Watching for wolves, we saw another badger trot by with one its young in its mouth, moving to a new den. Once the coast was clear of their predator, four young Uinta ground squirrels emerged from a hole and surrounded their mother, standing erect as meerkats.
Driving into Mammoth village, we were stopped by rangers who held up traffic to allow an elk and new calf, born two hours earlier outside their office, to cross the road. Unlike the new pronghorn, the elk calf struggled mightily to follow its mother, testing wobbly legs gingerly.
“Regarde!” said a French woman to her husband. “Peut-etre deux mois?”
“Non,” I told her, “Deux heures. Il ne peut pas marcher bien.” “Not two months -- two hours. He can barely walk.”

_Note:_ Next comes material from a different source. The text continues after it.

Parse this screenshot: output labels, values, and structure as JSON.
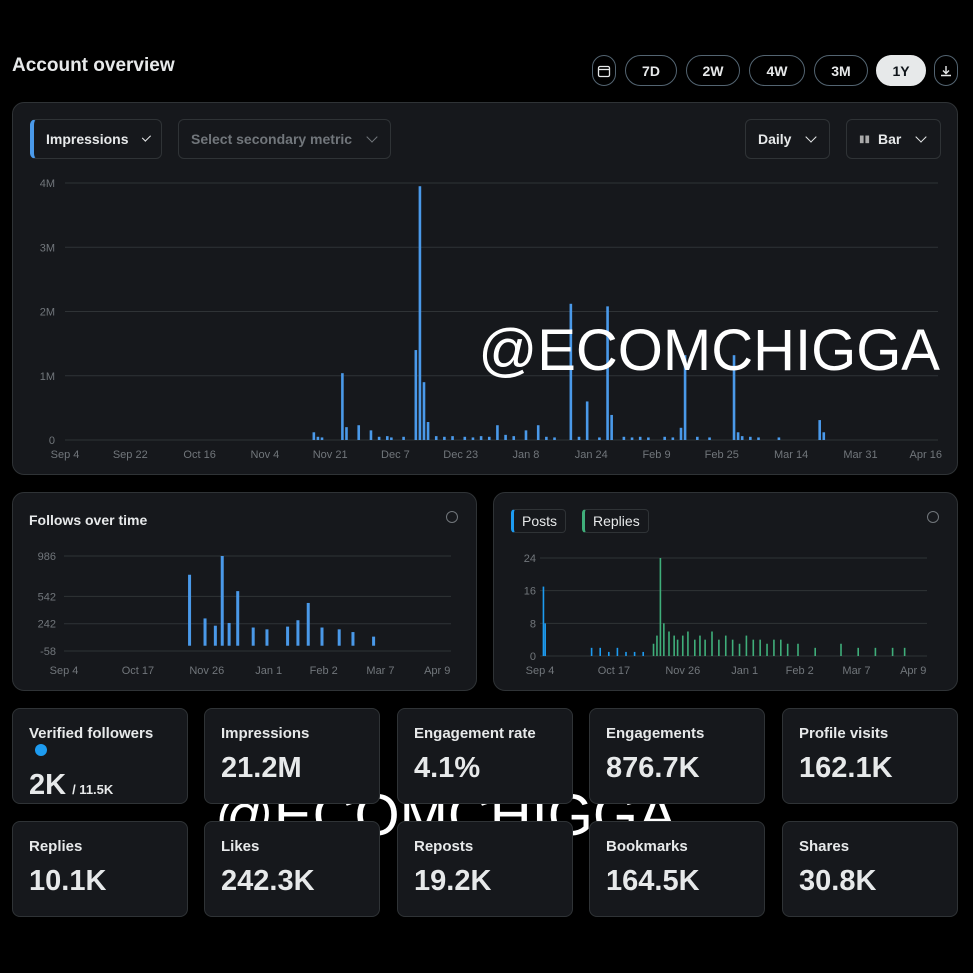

But the prize sighting of the week was the one we’d heard about all the way down in Grand Teton park: a grizzly sow with four cubs, a number rarely seen. The sow browsed for food far below us with cubs in tow, the fourth cub noticeably smaller than the others. The small cub bounded along, always bringing up the rear as the group moved through the brush. An hour and a half after we first began watching the bears, we moved to another viewing spot up the hill in time to see the mother appear at the edge of a lake, rolling on her back to allow the little ones to feed. The scene of domestic bliss was a lovely contrast to all the predation we’d been seeing, although the grizzly mother was undoubtedly killing other animals’ offspring to feed her own. The sow stood up and allowed the runt to climb on her back for a ride, a maternal gesture we’re told she often employs to allow the littlest griz to keep up with the rest of the family.
One evening we visited the spot where we’d seen a black bear last spring followed by a hefty cinnamon male looking for romance. Apparently he found it. We looked up the wooded hill and saw a black sow with two frolicking cubs: one was black and the other cinnamon brown.